VFCVFC
US • —
$16.68
P/E
26.23
PEG
0.24
FCF Yield
—
Rev Growth YoY
-8.5% YoY
Gross Margin
54.9%
Health Score
6/10
D/E Ratio
1.91
Confidence
MEDIUM
Business Snapshot
V.F. Corporation operates in the apparel and footwear industry, owning a portfolio of lifestyle brands including Vans, The North Face, Timberland, and Dickies. The company competes as a global lifestyle apparel conglomerate with strong brand recognition across outdoor, action sports, and workwear categories. With no market cap figure available, its financial scale is suggested by trailing twelve-month revenue of over $10 billion from historical data. A defining characteristic is its reliance on brand portfolio strength and direct-to-consumer distribution strategy.
Financial Health
Gross margin stands at 54.9%, reflecting strong pricing power and brand value, while net margin of 2.6% indicates limited profitability relative to revenue. The debt-to-equity ratio of 1.91x is elevated, signalling a leveraged balance sheet that constrains financial flexibility, though the current ratio of 1.84x provides adequate short-term liquidity coverage...
Risk Assessment
- REVENUE DECELERATION — Revenue declined 8.5% year-over-year, marking a significant contraction from any prior growth trajectory.
- DEBT / LIQUIDITY — Debt-to-equity of 1.91x is elevated relative to a manageable threshold, limiting financial flexibility for investment or dividends.
- VALUATION — P/E of 26.23x exceeds the sector average of 22x, indicating a premium that may not be justified given declining revenue.
- TECHNICALS — RSI, MACD, and moving average data unavailable for this period; momentum cannot be independently confirmed.
- FCF / CASH BURN — Free cash flow data is unavailable, preventing a clear assessment of cash generation or burn status....
Gross margin stands at 54.9%, reflecting strong pricing power and brand value, while net margin of 2.6% indicates limited profitability relative to revenue. The debt-to-equity ratio of 1.91x is elevated, signalling a leveraged balance sheet that constrains financial flexibility, though the current ratio of 1.84x provides adequate short-term liquidity coverage. Free cash flow and FCF yield are unavailable in the data, preventing a full cash generation assessment. Return on equity of 15.9% suggests reasonable capital efficiency despite the debt burden. Overall, the company has moderate financial health with sufficient liquidity but a leveraged capital structure that limits dividend or reinvestment capacity.

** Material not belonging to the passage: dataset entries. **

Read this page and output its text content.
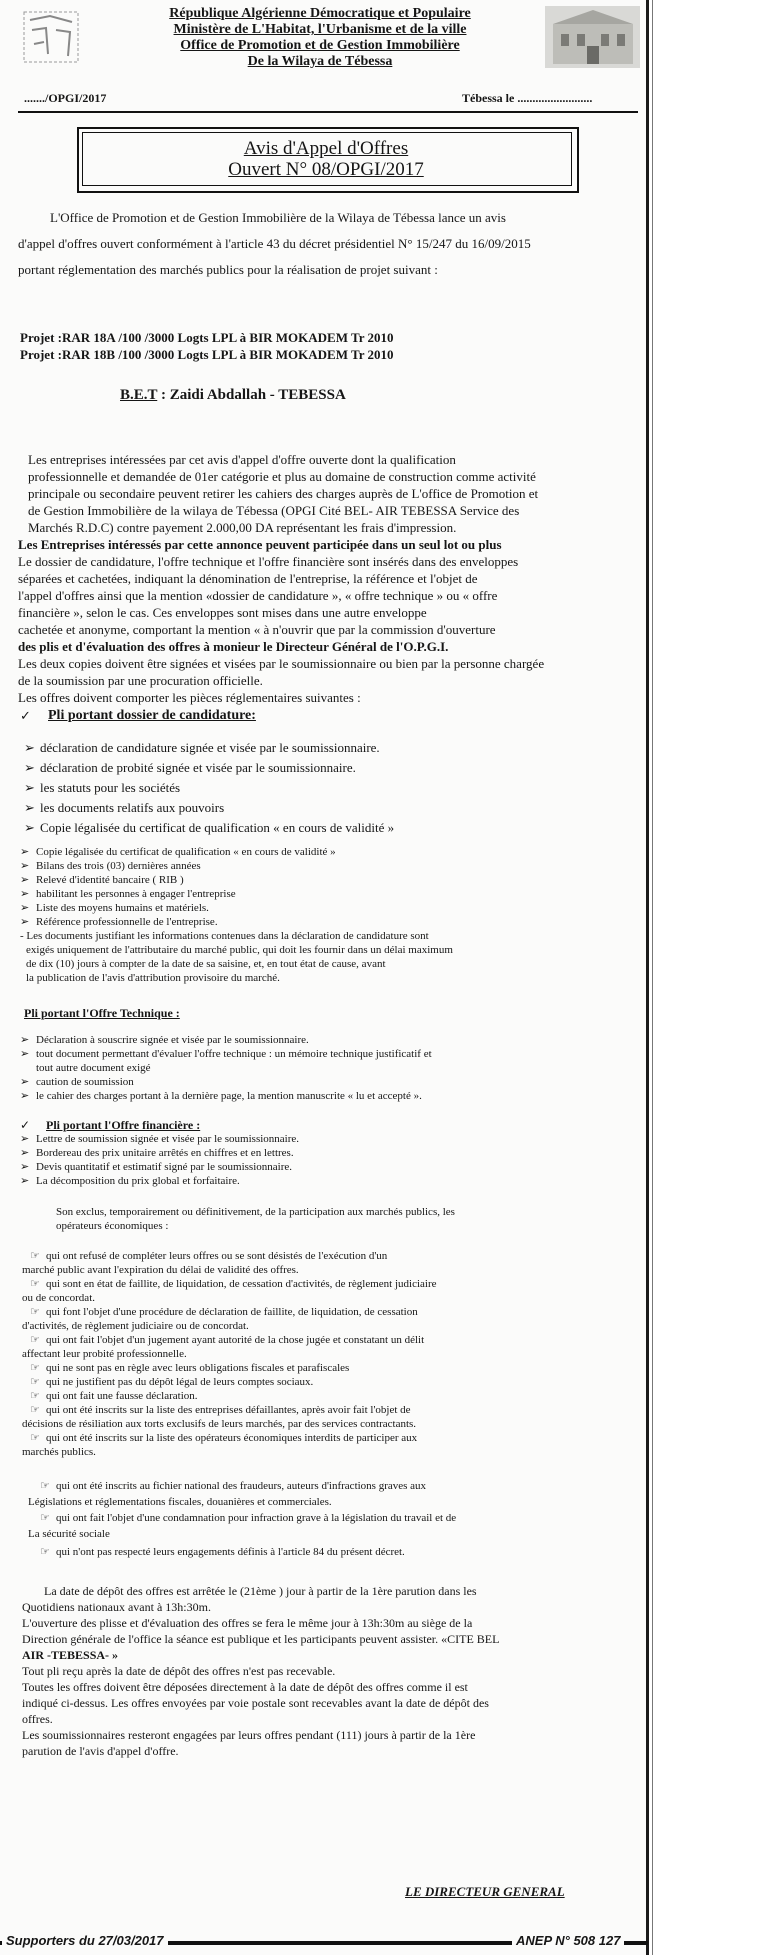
République Algérienne Démocratique et Populaire
Ministère de L'Habitat, l'Urbanisme et de la ville
Office de Promotion et de Gestion Immobilière
De la Wilaya de Tébessa
......./OPGI/2017	Tébessa le .........................
Avis d'Appel d'Offres
Ouvert N° 08/OPGI/2017
L'Office de Promotion et de Gestion Immobilière de la Wilaya de Tébessa lance un avis
d'appel d'offres ouvert conformément à l'article 43 du décret présidentiel N° 15/247 du 16/09/2015
portant réglementation des marchés publics pour la réalisation de projet suivant :
Projet :RAR 18A /100 /3000 Logts LPL à BIR MOKADEM Tr 2010
Projet :RAR 18B /100 /3000 Logts LPL à BIR MOKADEM Tr 2010
B.E.T : Zaidi Abdallah - TEBESSA
Les entreprises intéressées par cet avis d'appel d'offre ouverte dont la qualification
professionnelle et demandée de 01er catégorie et plus au domaine de construction comme activité
principale ou secondaire peuvent retirer les cahiers des charges auprès de L'office de Promotion et
de Gestion Immobilière de la wilaya de Tébessa (OPGI Cité BEL- AIR TEBESSA Service des
Marchés R.D.C) contre payement 2.000,00 DA représentant les frais d'impression.
Les Entreprises intéressés par cette annonce peuvent participée dans un seul lot ou plus
Le dossier de candidature, l'offre technique et l'offre financière sont insérés dans des enveloppes
séparées et cachetées, indiquant la dénomination de l'entreprise, la référence et l'objet de
l'appel d'offres ainsi que la mention «dossier de candidature », « offre technique » ou « offre
financière », selon le cas. Ces enveloppes sont mises dans une autre enveloppe
cachetée et anonyme, comportant la mention « à n'ouvrir que par la commission d'ouverture
des plis et d'évaluation des offres à monieur le Directeur Général de l'O.P.G.I.
Les deux copies doivent être signées et visées par le soumissionnaire ou bien par la personne chargée
de la soumission par une procuration officielle.
Les offres doivent comporter les pièces réglementaires suivantes :
✓ Pli portant dossier de candidature:
➢ déclaration de candidature signée et visée par le soumissionnaire.
➢ déclaration de probité signée et visée par le soumissionnaire.
➢ les statuts pour les sociétés
➢ les documents relatifs aux pouvoirs
➢ Copie légalisée du certificat de qualification « en cours de validité »
➢ Copie légalisée du certificat de qualification « en cours de validité »
➢ Bilans des trois (03) dernières années
➢ Relevé d'identité bancaire ( RIB )
➢ habilitant les personnes à engager l'entreprise
➢ Liste des moyens humains et matériels.
➢ Référence professionnelle de l'entreprise.
- Les documents justifiant les informations contenues dans la déclaration de candidature sont
exigés uniquement de l'attributaire du marché public, qui doit les fournir dans un délai maximum
de dix (10) jours à compter de la date de sa saisine, et, en tout état de cause, avant
la publication de l'avis d'attribution provisoire du marché.
Pli portant l'Offre Technique :
➢ Déclaration à souscrire signée et visée par le soumissionnaire.
➢ tout document permettant d'évaluer l'offre technique : un mémoire technique justificatif et
tout autre document exigé
➢ caution de soumission
➢ le cahier des charges portant à la dernière page, la mention manuscrite « lu et accepté ».
✓ Pli portant l'Offre financière :
➢ Lettre de soumission signée et visée par le soumissionnaire.
➢ Bordereau des prix unitaire arrêtés en chiffres et en lettres.
➢ Devis quantitatif et estimatif signé par le soumissionnaire.
➢ La décomposition du prix global et forfaitaire.
Son exclus, temporairement ou définitivement, de la participation aux marchés publics, les
opérateurs économiques :
☞ qui ont refusé de compléter leurs offres ou se sont désistés de l'exécution d'un
marché public avant l'expiration du délai de validité des offres.
☞ qui sont en état de faillite, de liquidation, de cessation d'activités, de règlement judiciaire
ou de concordat.
☞ qui font l'objet d'une procédure de déclaration de faillite, de liquidation, de cessation
d'activités, de règlement judiciaire ou de concordat.
☞ qui ont fait l'objet d'un jugement ayant autorité de la chose jugée et constatant un délit
affectant leur probité professionnelle.
☞ qui ne sont pas en règle avec leurs obligations fiscales et parafiscales
☞ qui ne justifient pas du dépôt légal de leurs comptes sociaux.
☞ qui ont fait une fausse déclaration.
☞ qui ont été inscrits sur la liste des entreprises défaillantes, après avoir fait l'objet de
décisions de résiliation aux torts exclusifs de leurs marchés, par des services contractants.
☞ qui ont été inscrits sur la liste des opérateurs économiques interdits de participer aux
marchés publics.
☞ qui ont été inscrits au fichier national des fraudeurs, auteurs d'infractions graves aux
Législations et réglementations fiscales, douanières et commerciales.
☞ qui ont fait l'objet d'une condamnation pour infraction grave à la législation du travail et de
La sécurité sociale
☞ qui n'ont pas respecté leurs engagements définis à l'article 84 du présent décret.
La date de dépôt des offres est arrêtée le (21ème ) jour à partir de la 1ère parution dans les
Quotidiens nationaux avant à 13h:30m.
L'ouverture des plisse et d'évaluation des offres se fera le même jour à 13h:30m au siège de la
Direction générale de l'office la séance est publique et les participants peuvent assister. «CITE BEL
AIR -TEBESSA- »
Tout pli reçu après la date de dépôt des offres n'est pas recevable.
Toutes les offres doivent être déposées directement à la date de dépôt des offres comme il est
indiqué ci-dessus. Les offres envoyées par voie postale sont recevables avant la date de dépôt des
offres.
Les soumissionnaires resteront engagées par leurs offres pendant (111) jours à partir de la 1ère
parution de l'avis d'appel d'offre.
LE DIRECTEUR GENERAL
Supporters du 27/03/2017	ANEP N° 508 127
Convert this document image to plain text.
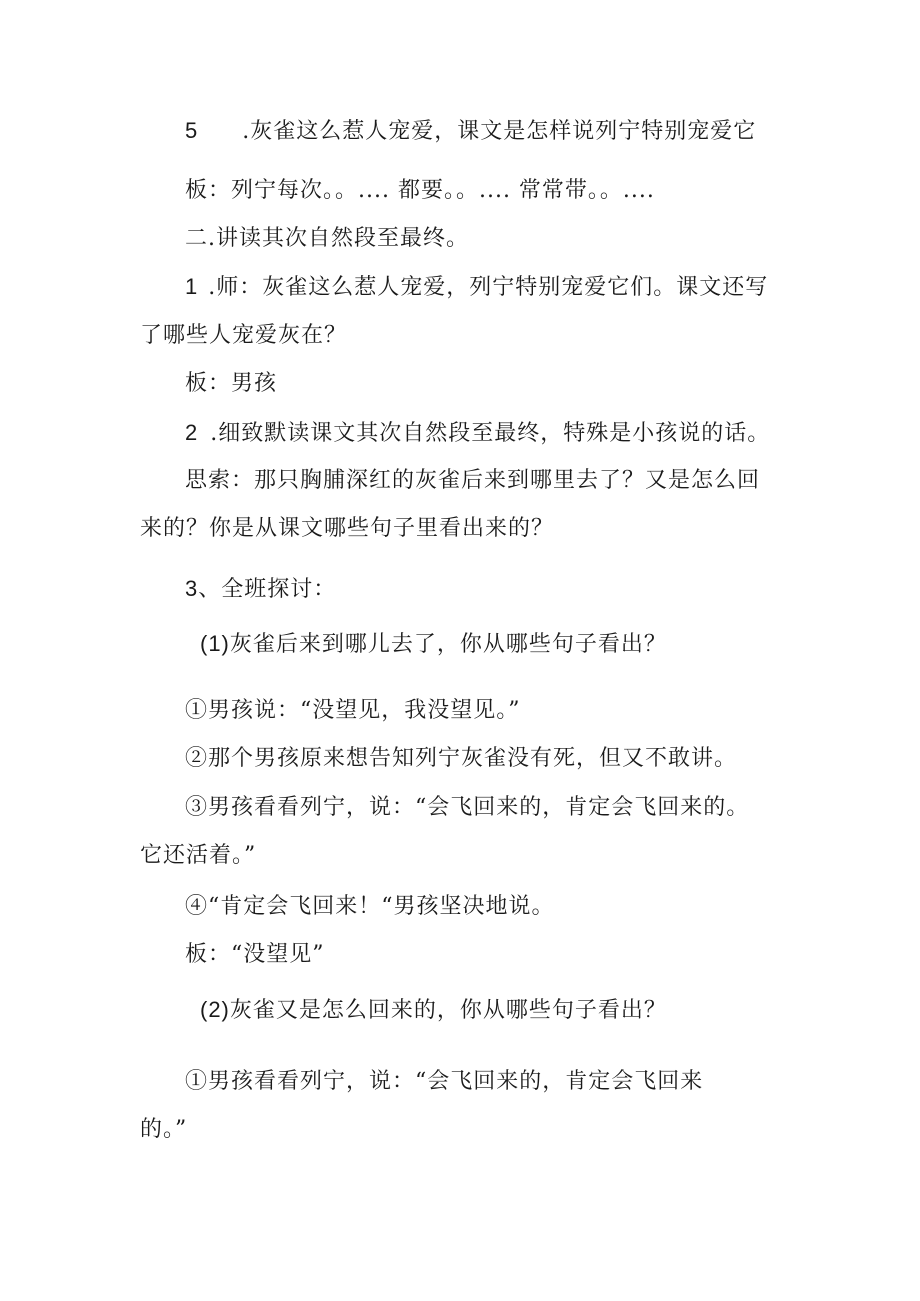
5 .灰雀这么惹人宠爱，课文是怎样说列宁特别宠爱它
板：列宁每次。。.... 都要。。.... 常常带。。....
二.讲读其次自然段至最终。
1 .师：灰雀这么惹人宠爱，列宁特别宠爱它们。课文还写
了哪些人宠爱灰在？
板：男孩
2 .细致默读课文其次自然段至最终，特殊是小孩说的话。
思索：那只胸脯深红的灰雀后来到哪里去了？又是怎么回
来的？你是从课文哪些句子里看出来的？
3、全班探讨：
(1)灰雀后来到哪儿去了，你从哪些句子看出？
①男孩说：“没望见，我没望见。”
②那个男孩原来想告知列宁灰雀没有死，但又不敢讲。
③男孩看看列宁，说：“会飞回来的，肯定会飞回来的。
它还活着。”
④“肯定会飞回来！“男孩坚决地说。
板：“没望见”
(2)灰雀又是怎么回来的，你从哪些句子看出？
①男孩看看列宁，说：“会飞回来的，肯定会飞回来
的。”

- REVENUE DECELERATION — Revenue declined 8.5% year-over-year, marking a significant contraction from any prior growth trajectory. - DEBT / LIQUIDITY — Debt-to-equity of 1.91x is elevated relative to a manageable threshold, limiting financial flexibility for investment or dividends. - VALUATION — P/E of 26.23x exceeds the sector average of 22x, indicating a premium that may not be justified given declining revenue. - TECHNICALS — RSI, MACD, and moving average data unavailable for this period; momentum cannot be independently confirmed. - FCF / CASH BURN — Free cash flow data is unavailable, preventing a clear assessment of cash generation or burn status.